The assemblage is composed formally on a grid and is abstract. Shift has chevrons on the top and bottom of the center staged rectangle, and the overall pieces are squares with bits and pieces of gold leaf as a border and a punctuated black frame.
Assemblage is the art of creating a three-dimensional sculptural composition from found objects. One of the best-known assemblage artists of the 20th century was the Russian-born American sculptor Louise Nevelson. She transformed these found objects into large wall-mounted and free-standing reliefs, which often take the form of stacked boxes and compartments. Once assembled, the sculpture was spray-painted with a single color – usually black, white, or gold – to unify the complex sculptural elements and bring symbolic meaning.

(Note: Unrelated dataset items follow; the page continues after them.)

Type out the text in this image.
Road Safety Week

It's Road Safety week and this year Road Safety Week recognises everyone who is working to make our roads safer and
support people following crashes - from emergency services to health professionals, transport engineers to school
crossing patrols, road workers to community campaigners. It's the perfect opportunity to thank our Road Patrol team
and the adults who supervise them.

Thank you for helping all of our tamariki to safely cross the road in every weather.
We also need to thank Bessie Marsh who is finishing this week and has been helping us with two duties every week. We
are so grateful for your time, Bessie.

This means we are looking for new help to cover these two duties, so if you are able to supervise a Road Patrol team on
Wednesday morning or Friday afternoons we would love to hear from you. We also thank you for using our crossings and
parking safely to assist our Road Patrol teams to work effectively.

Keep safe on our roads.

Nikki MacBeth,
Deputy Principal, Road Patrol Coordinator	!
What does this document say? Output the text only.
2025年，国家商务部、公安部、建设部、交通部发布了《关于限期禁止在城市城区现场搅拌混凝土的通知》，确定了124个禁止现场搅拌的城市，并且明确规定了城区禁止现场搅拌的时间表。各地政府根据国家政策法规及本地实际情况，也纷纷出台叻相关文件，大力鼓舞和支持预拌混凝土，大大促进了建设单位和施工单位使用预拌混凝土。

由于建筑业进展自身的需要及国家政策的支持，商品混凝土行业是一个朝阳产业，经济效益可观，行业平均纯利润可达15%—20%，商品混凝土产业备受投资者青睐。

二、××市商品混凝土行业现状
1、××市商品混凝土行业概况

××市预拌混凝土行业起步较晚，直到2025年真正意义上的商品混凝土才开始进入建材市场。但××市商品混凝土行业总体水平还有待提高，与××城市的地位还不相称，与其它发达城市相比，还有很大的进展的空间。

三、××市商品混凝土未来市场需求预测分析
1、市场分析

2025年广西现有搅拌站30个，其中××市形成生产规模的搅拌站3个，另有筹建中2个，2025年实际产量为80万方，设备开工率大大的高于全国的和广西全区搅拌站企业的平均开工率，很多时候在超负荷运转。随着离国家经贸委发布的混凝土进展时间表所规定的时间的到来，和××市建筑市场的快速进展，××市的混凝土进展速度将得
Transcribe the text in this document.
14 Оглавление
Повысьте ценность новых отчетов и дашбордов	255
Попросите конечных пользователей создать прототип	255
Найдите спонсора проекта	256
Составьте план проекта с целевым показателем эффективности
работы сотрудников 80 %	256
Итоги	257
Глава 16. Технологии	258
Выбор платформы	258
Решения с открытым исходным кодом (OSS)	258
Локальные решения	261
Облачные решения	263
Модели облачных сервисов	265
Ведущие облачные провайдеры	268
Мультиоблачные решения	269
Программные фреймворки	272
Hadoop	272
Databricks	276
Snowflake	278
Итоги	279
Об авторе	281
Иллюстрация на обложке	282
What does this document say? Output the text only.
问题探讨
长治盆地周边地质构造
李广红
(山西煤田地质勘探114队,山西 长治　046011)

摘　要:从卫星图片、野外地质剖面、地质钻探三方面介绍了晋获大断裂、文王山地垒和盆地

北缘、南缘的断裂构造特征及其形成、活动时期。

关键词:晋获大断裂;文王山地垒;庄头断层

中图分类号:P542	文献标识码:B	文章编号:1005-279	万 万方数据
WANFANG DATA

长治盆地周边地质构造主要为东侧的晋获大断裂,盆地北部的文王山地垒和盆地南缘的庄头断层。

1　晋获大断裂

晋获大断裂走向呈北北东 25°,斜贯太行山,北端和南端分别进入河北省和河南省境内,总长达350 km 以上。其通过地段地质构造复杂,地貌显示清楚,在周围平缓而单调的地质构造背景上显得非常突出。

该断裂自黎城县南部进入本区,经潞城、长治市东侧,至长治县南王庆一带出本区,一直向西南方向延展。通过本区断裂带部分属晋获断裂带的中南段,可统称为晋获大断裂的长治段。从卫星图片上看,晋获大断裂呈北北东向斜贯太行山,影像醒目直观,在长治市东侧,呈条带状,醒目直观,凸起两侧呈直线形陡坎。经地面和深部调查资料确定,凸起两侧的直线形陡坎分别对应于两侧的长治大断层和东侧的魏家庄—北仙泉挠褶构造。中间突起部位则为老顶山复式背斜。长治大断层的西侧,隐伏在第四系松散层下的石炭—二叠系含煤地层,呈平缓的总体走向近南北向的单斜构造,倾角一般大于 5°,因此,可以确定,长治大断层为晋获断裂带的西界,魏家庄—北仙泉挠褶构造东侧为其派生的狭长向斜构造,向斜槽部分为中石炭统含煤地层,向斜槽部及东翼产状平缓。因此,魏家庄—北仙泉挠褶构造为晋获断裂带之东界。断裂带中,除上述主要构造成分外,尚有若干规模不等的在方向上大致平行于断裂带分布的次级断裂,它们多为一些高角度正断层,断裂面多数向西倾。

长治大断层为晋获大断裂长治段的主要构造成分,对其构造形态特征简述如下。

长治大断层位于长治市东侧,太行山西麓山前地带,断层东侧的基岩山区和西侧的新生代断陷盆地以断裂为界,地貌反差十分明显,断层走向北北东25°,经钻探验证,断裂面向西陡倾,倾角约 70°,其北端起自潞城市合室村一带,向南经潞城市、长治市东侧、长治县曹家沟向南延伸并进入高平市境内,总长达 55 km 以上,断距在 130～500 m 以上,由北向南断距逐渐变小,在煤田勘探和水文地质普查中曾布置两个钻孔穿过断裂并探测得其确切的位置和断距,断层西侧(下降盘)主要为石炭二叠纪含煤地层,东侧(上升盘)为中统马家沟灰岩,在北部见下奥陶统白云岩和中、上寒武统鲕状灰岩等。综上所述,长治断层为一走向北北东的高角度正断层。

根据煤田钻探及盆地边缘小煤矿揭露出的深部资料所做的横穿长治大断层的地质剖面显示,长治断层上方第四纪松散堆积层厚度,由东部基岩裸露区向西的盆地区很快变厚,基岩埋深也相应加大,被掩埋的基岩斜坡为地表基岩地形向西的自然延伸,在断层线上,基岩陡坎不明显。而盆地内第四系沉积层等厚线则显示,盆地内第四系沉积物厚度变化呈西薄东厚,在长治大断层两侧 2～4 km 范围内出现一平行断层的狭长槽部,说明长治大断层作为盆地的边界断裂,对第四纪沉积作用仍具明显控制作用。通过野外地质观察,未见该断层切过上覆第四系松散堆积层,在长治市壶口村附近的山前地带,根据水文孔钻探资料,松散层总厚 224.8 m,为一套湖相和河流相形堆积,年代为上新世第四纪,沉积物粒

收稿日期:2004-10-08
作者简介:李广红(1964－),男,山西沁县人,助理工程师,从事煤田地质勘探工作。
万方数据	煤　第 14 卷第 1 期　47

It is easy to say squares and rectangles dominate the motifs in a background of white in Hieroglyphs, as the square abstraction surrounds a cluster of gold leaf objects. Found in ancient Egyptian art, the stylized shapes represent a word, syllable, or sound, where gold is designed to elevate the symbol’s value.
In the work, Burnt, although its background is a field of squares, an overlapping darkened color represents the birch that was touched by fire. The effect contrasts the composition and moves the action of larger pieces of bark from left to right, repeating the small horizontal lines in many of the squares.
The image Underbark, illustrates how the artist handles color (red and orange), which opens the door to expanding the option to future compositions. It is noticeable that Susan Yamasaki has a comfort level using a grid-based composition of squares and working overtime on variations of well-established designs of gold leaf borders and black frames until she gets to a point where there are options that present themselves.
Until now, she has created a very personal oeuvre: abstract assemblages based on her relationship with material that is part of her natural environment, but raises the question, where will the work go from here?
Susan Yamasaki studied art at Michigan State University and then finished at Wayne State University, ultimately with a degree in Art History. She earned a teaching certificate and taught science at Roeper School in Suburban Detroit. After moving to northern Michigan, she taught at a public Montessori school in Traverse City.
Susan Yamasaki, Birch Assemblages, Center Gallery in Glen Arbor, Michigan, August 4 – 10, 2023.